Search code examples
oraclefull-text-searchfuzzy-search

What does the Fuzzy operator do?


I'm using Oracle 11g.

I've tried the Oracle Text functionality and so far I love it. I now need to support searching on misspelled words. So, I've found that CONTAINS supports the Fuzzy operator which seems like the thing for me!

But I'd like to know more on what's going on inside the operator. What does it do? Does it use edit distance or jaro-winkler distance for similarity scoring? I specifically want the jaro-winkler distance to be used. The documentation says it is only supported for some languages. My language is not on the list. Can I still use the Fuzzy operator, or will it simply do nothing (NOP)?

If I can't use the Fuzzy operator for my problem, what are the alternatives? I don't completely understand NDATA, but I don't think it applies to my problem.
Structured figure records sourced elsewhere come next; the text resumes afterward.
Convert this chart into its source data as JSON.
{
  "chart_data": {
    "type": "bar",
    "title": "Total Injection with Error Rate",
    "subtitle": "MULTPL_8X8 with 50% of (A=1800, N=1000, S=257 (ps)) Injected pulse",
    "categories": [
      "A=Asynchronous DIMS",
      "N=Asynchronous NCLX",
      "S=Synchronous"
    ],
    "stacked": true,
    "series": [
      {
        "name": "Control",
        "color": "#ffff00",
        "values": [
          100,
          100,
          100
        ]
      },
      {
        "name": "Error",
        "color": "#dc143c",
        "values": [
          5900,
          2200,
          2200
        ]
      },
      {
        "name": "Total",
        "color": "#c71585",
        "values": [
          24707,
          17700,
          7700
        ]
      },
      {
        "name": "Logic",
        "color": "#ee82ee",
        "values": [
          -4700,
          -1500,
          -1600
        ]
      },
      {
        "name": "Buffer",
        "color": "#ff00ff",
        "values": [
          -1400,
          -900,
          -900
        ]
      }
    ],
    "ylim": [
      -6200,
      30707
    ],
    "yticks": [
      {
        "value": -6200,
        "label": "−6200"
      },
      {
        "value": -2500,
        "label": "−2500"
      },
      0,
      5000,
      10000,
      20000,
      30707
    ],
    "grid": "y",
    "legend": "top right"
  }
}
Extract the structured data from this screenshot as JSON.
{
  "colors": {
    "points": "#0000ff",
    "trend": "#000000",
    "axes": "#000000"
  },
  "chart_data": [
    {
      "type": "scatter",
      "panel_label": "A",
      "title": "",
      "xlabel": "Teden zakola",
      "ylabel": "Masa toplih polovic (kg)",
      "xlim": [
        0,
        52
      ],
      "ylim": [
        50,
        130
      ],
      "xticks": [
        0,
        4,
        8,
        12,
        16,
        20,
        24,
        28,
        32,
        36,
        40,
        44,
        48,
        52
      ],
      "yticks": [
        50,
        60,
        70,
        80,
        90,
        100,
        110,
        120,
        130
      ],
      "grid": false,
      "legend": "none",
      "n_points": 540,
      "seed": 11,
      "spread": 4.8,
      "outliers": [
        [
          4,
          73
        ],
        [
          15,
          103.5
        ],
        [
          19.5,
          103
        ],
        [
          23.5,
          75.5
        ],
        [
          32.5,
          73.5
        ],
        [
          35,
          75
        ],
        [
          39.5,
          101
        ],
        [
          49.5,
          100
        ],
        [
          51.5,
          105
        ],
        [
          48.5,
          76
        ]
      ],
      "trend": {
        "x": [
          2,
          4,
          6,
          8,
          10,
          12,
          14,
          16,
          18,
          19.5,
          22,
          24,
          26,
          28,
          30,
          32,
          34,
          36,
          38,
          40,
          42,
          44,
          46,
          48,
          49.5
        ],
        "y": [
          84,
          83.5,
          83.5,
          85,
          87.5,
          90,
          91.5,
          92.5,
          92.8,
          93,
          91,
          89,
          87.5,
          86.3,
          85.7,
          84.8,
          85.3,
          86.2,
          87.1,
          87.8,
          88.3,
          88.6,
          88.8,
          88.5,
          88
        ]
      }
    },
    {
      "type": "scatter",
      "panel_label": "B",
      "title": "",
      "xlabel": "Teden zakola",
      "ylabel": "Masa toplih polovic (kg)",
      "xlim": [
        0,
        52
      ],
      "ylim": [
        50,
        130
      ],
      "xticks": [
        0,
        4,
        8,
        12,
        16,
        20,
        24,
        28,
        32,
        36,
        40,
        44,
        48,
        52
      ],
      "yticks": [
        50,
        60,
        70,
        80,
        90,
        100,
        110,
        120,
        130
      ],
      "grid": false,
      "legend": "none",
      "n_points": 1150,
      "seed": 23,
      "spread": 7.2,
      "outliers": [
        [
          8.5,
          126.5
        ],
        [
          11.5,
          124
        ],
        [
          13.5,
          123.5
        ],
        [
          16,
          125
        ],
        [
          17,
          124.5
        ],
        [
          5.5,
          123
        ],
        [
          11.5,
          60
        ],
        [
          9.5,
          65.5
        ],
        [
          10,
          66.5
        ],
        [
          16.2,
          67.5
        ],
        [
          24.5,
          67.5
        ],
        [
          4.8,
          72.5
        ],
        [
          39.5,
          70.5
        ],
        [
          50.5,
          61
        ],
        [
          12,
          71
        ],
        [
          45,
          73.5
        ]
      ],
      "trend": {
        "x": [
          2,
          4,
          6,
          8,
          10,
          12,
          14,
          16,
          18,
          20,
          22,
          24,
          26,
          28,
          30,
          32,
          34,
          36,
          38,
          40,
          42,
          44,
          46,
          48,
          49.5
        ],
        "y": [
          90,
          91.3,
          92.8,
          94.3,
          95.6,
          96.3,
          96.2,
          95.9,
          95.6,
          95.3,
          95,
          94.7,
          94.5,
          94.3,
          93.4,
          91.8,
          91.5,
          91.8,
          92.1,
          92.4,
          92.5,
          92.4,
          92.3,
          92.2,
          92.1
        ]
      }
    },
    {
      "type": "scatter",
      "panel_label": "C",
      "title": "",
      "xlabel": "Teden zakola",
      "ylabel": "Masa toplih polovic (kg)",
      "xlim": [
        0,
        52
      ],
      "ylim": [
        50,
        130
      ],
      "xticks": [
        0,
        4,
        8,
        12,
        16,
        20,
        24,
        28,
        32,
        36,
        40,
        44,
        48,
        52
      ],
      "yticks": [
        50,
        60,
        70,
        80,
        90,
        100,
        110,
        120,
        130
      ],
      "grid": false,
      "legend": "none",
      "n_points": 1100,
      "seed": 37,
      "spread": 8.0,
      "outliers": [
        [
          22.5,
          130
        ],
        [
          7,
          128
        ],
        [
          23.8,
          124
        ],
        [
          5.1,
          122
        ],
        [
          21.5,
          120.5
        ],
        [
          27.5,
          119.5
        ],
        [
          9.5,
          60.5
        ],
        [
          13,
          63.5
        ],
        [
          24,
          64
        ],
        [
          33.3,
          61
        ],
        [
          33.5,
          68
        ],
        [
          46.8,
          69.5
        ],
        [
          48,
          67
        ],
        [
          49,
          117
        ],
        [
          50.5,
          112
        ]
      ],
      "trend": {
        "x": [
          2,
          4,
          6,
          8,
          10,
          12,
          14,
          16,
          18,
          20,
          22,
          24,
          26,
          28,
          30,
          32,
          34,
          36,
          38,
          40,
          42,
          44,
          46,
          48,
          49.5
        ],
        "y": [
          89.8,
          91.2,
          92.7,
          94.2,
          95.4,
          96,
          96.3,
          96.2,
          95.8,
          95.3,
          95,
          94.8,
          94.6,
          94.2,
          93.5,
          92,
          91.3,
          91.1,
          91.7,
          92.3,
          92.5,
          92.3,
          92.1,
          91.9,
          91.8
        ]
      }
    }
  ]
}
I've found the JARO-WINKLER-SIMILARITY function which is exactly what I need, but how can I use it within the search (in the CONTAINS function)?


Solution

  • My understanding about Oracle fuzzy search is that they have their own "black box" function to define the similarity between two keywords, and users don't have much control on this function.

    If you want to implement fuzzy search using edit distance, you may consider using UDFs. Here's an example (using MySQL): http://flamingo.ics.uci.edu/toolkit/